Yapay zekâ ile dönüşen sanayide en kritik unsurlardan biri de güven. Çalışanların sisteme güven duyması için şeffaflık şart. Ne toplandığı belli olmayan veri, hangi algoritmanın neye karar verdiği belli olmayan yapay zekâ sistemleri, teknolojik ilerlemeden çok endişe üretir. Oysa güven inşa edildiğinde insanlar teknolojiyi tehdit değil, yardımcı olarak görür. Belki de robotların çay içmeyeceğini biliyoruz ama insanlara çay molasını geri verebileceklerini de fark etmiyoruz.
Bu nedenle sanayi için yapay zekâ, sadece üretimi artırmanın değil, sürdürülebilirliği, esnekliği ve stratejik kapasiteyi güçlendirmenin de aracı olmalı. Her işletme yapay zekâyı üretim hattına değil, karar alma süreçlerine, insan kaynağı planlamasına, strateji kurgusuna entegre etmeli. Robotlar geldi diye panik yapmaya gerek yok. Sadece bir masa, iki sandalye ve bir çay daha söylemek yeterli. Çünkü bu kez gelen, iyi bir ekip arkadaşı olabilir.
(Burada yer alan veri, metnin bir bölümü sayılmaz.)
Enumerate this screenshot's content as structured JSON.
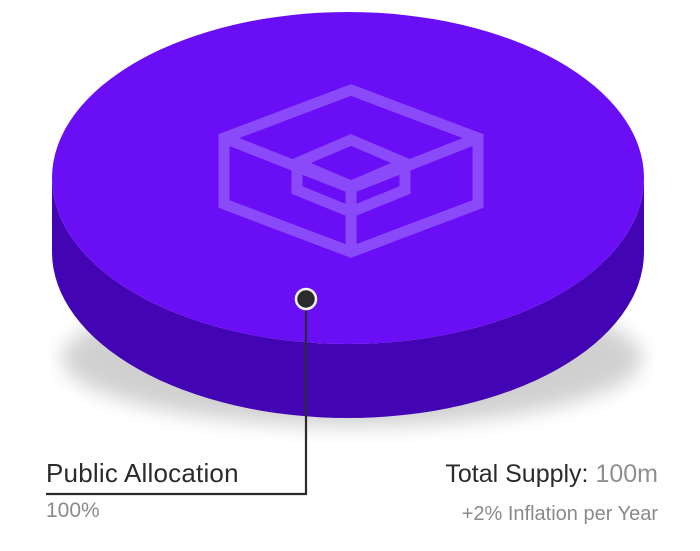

Ve tam da burada, modern bilimin en hayalperest zihinlerinden biri olan Isaac Asimov’u anmak yerinde olur. Sadece bilim kurgu yazarı değil; aynı zamanda bir biyokimyacı, bir düşünür ve makinelerle insan ilişkisini ilk kez sistematik şekilde ele alan vizyonerdi. Asimov, makinelerin yalnızca komut alan araçlar değil, zamanla insanla birlikte karar verebilecek varlıklar haline geleceğini yıllar öncesinden öngörmüştü.
Biz yıllarca robotun insana benzeyip benzemeyeceğini tartıştık. Oysa Asimov’un da ima ettiği gibi, asıl mesele belki de insanla robotun birlikte düşünebilmesindeydi. Bugün üretim sahasında aynı masada çay içmek henüz mümkün olmayabilir ama birlikte düşünmek artık teknik olarak mümkün, stratejik olarak da zorunlu.
Geriye sadece bir şey kalıyor: o çayı kimin söyleyeceğine karar vermek.